Księga Psalmów, Psalm 94

Boże pomsty, WIEKUISTY, Boże pomsty – zajaśniej.

Podnieś się sędzio ziemi i daj odpłatę pysznym.

Jak długo niegodziwi, WIEKUISTY, jak długo będą górować niegodziwi;

bluzgać, hardo przemawiać i przechwalać się wszyscy złoczyńcy?

Dręczą Twój lud, WIEKUISTY, i Twoje dziedzictwo gnębią.

Wdowę i przybysza zabijają, a sieroty mordują.

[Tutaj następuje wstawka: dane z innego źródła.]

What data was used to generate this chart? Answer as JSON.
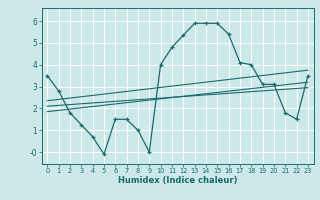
{
  "xlabel": "Humidex (Indice chaleur)",
  "ylabel": "",
  "background_color": "#cde8e8",
  "grid_color": "#ffffff",
  "line_color": "#1a6b6b",
  "xlim": [
    -0.5,
    23.5
  ],
  "ylim": [
    -0.55,
    6.6
  ],
  "xticks": [
    0,
    1,
    2,
    3,
    4,
    5,
    6,
    7,
    8,
    9,
    10,
    11,
    12,
    13,
    14,
    15,
    16,
    17,
    18,
    19,
    20,
    21,
    22,
    23
  ],
  "yticks": [
    0,
    1,
    2,
    3,
    4,
    5,
    6
  ],
  "ytick_labels": [
    "-0",
    "1",
    "2",
    "3",
    "4",
    "5",
    "6"
  ],
  "curve1_x": [
    0,
    1,
    2,
    3,
    4,
    5,
    6,
    7,
    8,
    9,
    10,
    11,
    12,
    13,
    14,
    15,
    16,
    17,
    18,
    19,
    20,
    21,
    22,
    23
  ],
  "curve1_y": [
    3.5,
    2.8,
    1.8,
    1.25,
    0.7,
    -0.1,
    1.5,
    1.5,
    1.0,
    0.0,
    4.0,
    4.8,
    5.35,
    5.9,
    5.9,
    5.9,
    5.4,
    4.1,
    4.0,
    3.1,
    3.1,
    1.8,
    1.5,
    3.5
  ],
  "line1_x": [
    0,
    23
  ],
  "line1_y": [
    1.85,
    3.2
  ],
  "line2_x": [
    0,
    23
  ],
  "line2_y": [
    2.35,
    3.75
  ],
  "line3_x": [
    0,
    23
  ],
  "line3_y": [
    2.1,
    2.95
  ]
}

Mówią: WIEKUISTY nie widzi; nie zwraca uwagi Bóg Jakóba.

Zastanówcie się nieroztropni w narodzie, ograniczeni – kiedy się opamiętacie?

Czyż Ten, kto ukształtował ucho – nie usłyszy? Albo czy Ten, kto zbudował oko – nie zobaczy?

Kto karci narody – czyżby nie karał? On, co człowieka uczy wiedzy.

WIEKUISTY zna zamysły ludzi, że są marne.

Szczęśliwy mąż, którego karcisz, BOŻE, i w Twoim Prawie go nauczasz.

Aby mu dać otuchę w dni niedoli, dopóki nie będzie wykopany grób niegodziwego.

Gdyż WIEKUISTY nie porzuci Swojego ludu i Swojego dziedzictwa nie opuści.

Bowiem sąd wróci z powrotem do sprawiedliwości, a oprócz niego wszyscy prawego serca.

Kto przy mnie stawał przeciwko niegodziwym? Kto dla mnie występował przeciw nieprawym?

Gdyby WIEKUISTY nie był mą pomocą, moja dusza niemal by legła w grobie.

Gdy sądziłem, że już się chwieje ma noga – Twoja łaska, WIEKUISTY, mnie wsparła.

Kiedy myśli ścierają się w moim wnętrzu, Twoje pocieszenia rozweselają mą duszę.

Czy sprzymierzył się z Tobą tron bezprawia, i sprawca krzywdy zamiast prawa?

Skupiają się przeciw duszy sprawiedliwego i niewinną krew potępiają.

Ale WIEKUISTY będzie dla mnie Twierdzą; mój Bóg Opoką mego schronienia.

Przeciw nim zwróci ich nieprawość i z powodu ich złości wygubi; wygubi ich WIEKUISTY, nasz Bóg.